The Air or Water Question
When installing top-notch CPU coolers, there are some concerns, including what you pay and how easy it is to configure. Well, Cooler Master’s Hyper 212 RGB offers better performance than stock cooling solutions. That’s without adding much to your build budget.
Further, if you want a quieter PC with lower CPU temperatures, a water-based option is the best for you.
For example, a high-end AIO with a 280mm or 360mm radiator such as the CoolerMaster MasterLiquid ML360R RGB will outperform many air coolers on the market.
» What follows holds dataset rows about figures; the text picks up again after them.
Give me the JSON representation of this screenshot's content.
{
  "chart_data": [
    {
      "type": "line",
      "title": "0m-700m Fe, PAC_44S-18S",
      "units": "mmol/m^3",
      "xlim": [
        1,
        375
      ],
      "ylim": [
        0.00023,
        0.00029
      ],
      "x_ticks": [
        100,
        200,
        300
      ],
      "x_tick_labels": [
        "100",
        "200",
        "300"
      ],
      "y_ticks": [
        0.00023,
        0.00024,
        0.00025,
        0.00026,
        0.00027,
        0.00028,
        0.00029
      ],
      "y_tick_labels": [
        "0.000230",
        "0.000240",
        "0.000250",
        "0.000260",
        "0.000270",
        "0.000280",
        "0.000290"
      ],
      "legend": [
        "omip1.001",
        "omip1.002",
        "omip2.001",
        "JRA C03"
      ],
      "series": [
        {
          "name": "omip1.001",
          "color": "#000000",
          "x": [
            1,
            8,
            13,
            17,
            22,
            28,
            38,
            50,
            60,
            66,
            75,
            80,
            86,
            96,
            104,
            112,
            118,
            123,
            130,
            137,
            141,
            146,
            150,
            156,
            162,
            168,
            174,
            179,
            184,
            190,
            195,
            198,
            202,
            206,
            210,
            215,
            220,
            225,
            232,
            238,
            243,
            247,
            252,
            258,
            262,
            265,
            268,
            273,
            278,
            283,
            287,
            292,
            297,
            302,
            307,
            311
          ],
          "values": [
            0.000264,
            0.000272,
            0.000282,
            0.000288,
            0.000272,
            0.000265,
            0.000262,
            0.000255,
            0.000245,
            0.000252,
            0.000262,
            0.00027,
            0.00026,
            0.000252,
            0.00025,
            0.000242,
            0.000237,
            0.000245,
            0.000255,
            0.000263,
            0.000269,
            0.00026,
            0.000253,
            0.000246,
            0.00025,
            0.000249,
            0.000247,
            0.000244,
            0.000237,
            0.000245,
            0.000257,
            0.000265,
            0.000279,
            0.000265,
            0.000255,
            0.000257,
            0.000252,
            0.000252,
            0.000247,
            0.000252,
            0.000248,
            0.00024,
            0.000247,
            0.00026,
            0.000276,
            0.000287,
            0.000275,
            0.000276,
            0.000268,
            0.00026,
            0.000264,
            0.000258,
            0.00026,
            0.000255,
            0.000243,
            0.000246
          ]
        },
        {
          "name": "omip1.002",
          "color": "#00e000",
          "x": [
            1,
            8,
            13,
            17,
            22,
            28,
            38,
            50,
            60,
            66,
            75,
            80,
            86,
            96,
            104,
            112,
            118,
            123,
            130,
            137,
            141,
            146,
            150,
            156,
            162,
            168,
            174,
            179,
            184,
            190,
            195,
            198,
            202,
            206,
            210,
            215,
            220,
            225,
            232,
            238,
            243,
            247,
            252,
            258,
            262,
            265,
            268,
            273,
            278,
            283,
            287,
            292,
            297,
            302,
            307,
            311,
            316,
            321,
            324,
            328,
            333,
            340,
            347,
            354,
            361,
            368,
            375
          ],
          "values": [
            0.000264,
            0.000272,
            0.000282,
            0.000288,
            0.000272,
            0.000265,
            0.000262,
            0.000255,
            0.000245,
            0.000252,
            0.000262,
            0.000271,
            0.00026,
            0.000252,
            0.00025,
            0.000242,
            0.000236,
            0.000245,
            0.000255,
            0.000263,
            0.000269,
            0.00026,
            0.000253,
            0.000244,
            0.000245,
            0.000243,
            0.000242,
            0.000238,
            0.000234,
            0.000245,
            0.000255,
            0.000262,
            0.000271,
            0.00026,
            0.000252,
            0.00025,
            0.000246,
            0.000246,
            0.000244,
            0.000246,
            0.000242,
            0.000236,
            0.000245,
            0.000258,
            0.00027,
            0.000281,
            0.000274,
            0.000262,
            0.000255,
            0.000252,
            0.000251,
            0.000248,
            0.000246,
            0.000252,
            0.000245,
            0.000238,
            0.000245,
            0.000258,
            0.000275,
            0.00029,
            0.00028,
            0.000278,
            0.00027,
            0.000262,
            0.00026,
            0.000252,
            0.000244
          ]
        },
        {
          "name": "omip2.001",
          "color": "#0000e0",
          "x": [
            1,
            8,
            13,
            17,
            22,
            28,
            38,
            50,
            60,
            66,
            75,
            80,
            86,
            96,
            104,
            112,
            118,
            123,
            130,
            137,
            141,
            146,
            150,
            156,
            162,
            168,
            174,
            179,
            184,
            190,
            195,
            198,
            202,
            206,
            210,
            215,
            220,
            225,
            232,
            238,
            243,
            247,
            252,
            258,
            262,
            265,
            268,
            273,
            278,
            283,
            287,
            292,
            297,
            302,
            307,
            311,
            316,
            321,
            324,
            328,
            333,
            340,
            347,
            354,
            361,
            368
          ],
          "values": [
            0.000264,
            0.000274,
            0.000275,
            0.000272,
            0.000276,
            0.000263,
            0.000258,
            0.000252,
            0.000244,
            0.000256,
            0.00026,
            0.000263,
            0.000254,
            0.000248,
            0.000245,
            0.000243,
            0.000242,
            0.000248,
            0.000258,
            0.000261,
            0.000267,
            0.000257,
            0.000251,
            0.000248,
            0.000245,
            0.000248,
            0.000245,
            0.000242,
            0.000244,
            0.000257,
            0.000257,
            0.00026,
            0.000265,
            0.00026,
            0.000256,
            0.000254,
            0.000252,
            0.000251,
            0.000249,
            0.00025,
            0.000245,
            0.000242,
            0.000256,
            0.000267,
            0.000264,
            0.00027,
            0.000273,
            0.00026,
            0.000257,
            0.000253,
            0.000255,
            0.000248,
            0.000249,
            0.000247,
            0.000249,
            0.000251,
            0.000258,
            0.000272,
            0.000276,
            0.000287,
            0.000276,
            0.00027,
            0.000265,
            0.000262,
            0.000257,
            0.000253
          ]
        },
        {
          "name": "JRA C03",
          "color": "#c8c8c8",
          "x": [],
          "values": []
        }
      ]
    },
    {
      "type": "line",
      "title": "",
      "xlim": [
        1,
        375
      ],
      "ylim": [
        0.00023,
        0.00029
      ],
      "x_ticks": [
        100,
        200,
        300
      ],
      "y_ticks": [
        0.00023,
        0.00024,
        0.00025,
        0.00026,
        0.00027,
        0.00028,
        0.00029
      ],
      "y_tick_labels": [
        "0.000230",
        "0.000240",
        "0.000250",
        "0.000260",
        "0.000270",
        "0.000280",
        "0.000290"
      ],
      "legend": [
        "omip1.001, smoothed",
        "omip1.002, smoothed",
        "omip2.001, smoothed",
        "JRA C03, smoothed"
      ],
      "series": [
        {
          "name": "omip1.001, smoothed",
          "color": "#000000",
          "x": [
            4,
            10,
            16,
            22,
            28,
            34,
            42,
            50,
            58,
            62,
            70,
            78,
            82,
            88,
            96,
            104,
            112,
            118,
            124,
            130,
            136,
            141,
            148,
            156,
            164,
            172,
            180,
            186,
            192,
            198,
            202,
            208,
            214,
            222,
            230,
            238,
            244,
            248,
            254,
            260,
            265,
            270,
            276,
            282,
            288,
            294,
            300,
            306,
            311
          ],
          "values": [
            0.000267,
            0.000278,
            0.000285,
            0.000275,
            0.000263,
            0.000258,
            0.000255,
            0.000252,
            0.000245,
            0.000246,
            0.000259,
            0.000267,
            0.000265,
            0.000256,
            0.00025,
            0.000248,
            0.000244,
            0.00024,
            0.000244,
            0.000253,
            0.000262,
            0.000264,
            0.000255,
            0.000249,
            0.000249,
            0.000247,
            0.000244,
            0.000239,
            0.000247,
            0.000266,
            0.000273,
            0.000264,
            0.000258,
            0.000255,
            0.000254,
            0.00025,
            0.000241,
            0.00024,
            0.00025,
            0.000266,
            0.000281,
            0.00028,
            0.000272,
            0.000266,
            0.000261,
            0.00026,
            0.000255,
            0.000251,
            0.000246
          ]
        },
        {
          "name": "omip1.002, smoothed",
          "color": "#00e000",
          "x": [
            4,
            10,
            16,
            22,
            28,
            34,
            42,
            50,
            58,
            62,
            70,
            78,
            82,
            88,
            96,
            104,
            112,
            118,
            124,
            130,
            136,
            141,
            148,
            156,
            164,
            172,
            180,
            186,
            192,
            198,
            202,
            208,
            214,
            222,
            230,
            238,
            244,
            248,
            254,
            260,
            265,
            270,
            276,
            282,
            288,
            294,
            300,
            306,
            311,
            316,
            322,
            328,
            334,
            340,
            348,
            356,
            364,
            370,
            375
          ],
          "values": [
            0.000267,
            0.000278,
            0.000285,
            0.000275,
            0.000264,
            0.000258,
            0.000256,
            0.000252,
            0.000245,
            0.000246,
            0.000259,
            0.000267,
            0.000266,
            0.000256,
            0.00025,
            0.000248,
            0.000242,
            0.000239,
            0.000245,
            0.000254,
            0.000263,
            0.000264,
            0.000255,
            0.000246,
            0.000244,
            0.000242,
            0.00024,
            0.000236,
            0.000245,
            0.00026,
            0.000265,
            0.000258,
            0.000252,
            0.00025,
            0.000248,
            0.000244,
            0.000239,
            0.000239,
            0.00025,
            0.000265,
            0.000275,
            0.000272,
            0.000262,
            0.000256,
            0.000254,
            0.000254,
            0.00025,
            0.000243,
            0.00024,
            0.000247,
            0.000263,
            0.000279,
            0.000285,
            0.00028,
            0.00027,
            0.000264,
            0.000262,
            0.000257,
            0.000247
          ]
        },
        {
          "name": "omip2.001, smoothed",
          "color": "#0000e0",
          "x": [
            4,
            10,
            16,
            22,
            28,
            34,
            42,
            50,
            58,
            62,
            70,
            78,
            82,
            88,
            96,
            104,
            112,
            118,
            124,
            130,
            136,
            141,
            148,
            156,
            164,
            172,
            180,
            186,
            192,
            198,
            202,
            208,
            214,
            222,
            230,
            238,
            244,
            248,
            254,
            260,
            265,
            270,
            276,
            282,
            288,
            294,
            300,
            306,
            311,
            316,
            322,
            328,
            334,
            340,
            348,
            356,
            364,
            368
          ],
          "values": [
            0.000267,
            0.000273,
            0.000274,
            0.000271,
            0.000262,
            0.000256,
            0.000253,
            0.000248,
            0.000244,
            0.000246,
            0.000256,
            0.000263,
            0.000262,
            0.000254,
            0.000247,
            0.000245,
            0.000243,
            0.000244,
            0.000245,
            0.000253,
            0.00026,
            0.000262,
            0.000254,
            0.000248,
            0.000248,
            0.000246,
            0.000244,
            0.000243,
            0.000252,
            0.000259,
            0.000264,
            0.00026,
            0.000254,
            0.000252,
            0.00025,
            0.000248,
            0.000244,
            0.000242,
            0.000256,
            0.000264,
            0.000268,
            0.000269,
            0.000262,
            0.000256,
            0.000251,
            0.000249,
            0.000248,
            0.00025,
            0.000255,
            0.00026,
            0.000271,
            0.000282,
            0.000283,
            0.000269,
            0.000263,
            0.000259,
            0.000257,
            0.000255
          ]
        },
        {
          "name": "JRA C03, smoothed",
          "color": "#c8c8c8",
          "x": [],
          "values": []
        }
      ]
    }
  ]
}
On the flip side, if your case is quite large, a three-fan radiator may not fit in your PC.
For pro gamers and enthusiasts looking to overclock their PCs to the highest potential or prevent throttling at stock speeds, it’s always important to pay close attention to your CPU cooler before you take any action.
However, if you don’t have huge ambitions and use a Ryzen chip, you can stay within your budget when you stick with a stock cooler that came in your box.
Overall, we have highlighted some of the best CPU coolers available right now, and you can confidently opt for any of these options if you are looking to squeeze the most performance from your PC. Other than that, you can always check the space and TDP requirements before settling on the right cooling solution for your system.